Attie Baard
- Full name: Adriaan Pieter Baard
- Born: 17 May 1933 Kakamas, South Africa
- Died: 30 April 2009 (aged 75) Somerset West, South Africa
- Height: 1.90 m (6 ft 3 in)
- Weight: 93 kg (205 lb)

Rugby union career
- Position(s): Back row

International career
- Years: Team / Apps / (Points)
- 1960: South Africa / 1 / (0)

= Attie Baard =

South African international rugby union player

Adriaan Pieter Baard (17 May 1933 – 30 April 2009) was a South African international rugby union player.

Baard was born in Kakamas and attended Hoërskool Martin Oosthuizen during his youth. He studied medicine at Stellenbosch University, but wasn't involved in their rugby program until his fifth year.

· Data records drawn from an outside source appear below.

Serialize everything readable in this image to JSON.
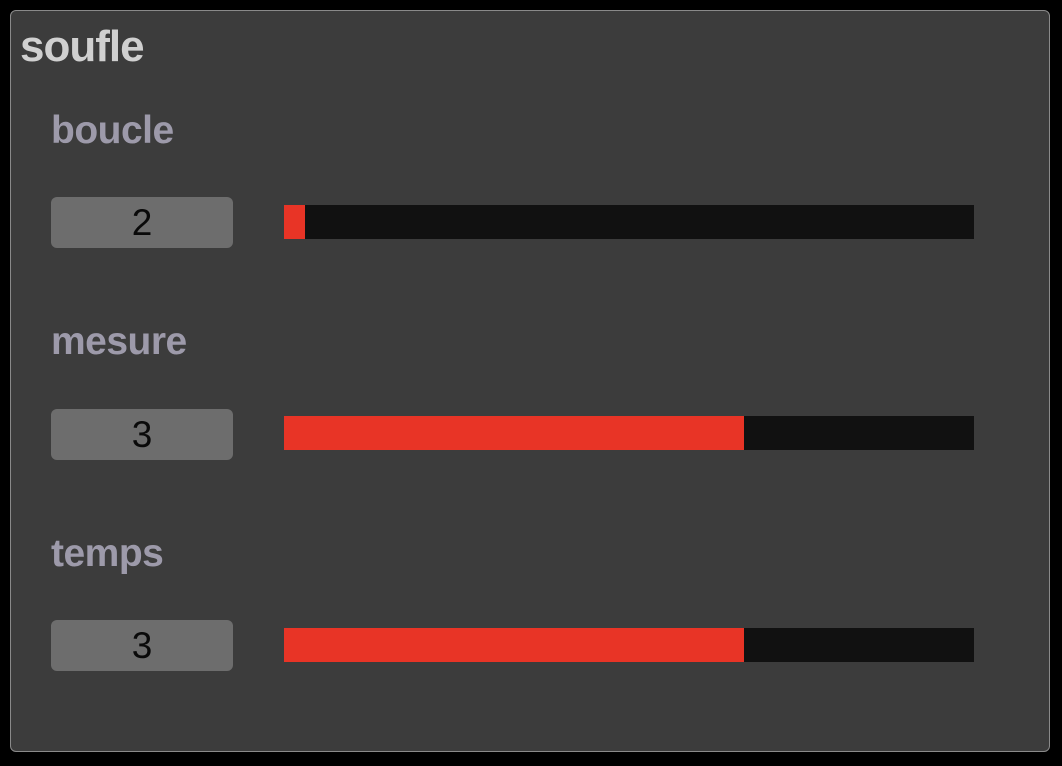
{
  "panel": {
    "title": "soufle"
  },
  "colors": {
    "panel_bg": "#3c3c3c",
    "label": "#9d9aaa",
    "fill": "#e83426",
    "track": "#111111",
    "number_box": "#6d6d6d"
  },
  "params": [
    {
      "label": "boucle",
      "value": "2",
      "fill_fraction": 0.03
    },
    {
      "label": "mesure",
      "value": "3",
      "fill_fraction": 0.666
    },
    {
      "label": "temps",
      "value": "3",
      "fill_fraction": 0.666
    }
  ]
}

A back row forward, Baard was a member of the Springboks squad for their 1960–61 tour of Europe as an understudy to number eight Doug Hopwood. He made a total of 13 tour appearances, some as a flanker, and was capped in the Test match against Ireland, for which Hopwood was sidelined with injury. At provincial level, Baard represented both Western Province and Eastern Province, the latter while based in Port Elizabeth.

Baard was a medical doctor by profession and lived his retirement in Somerset West.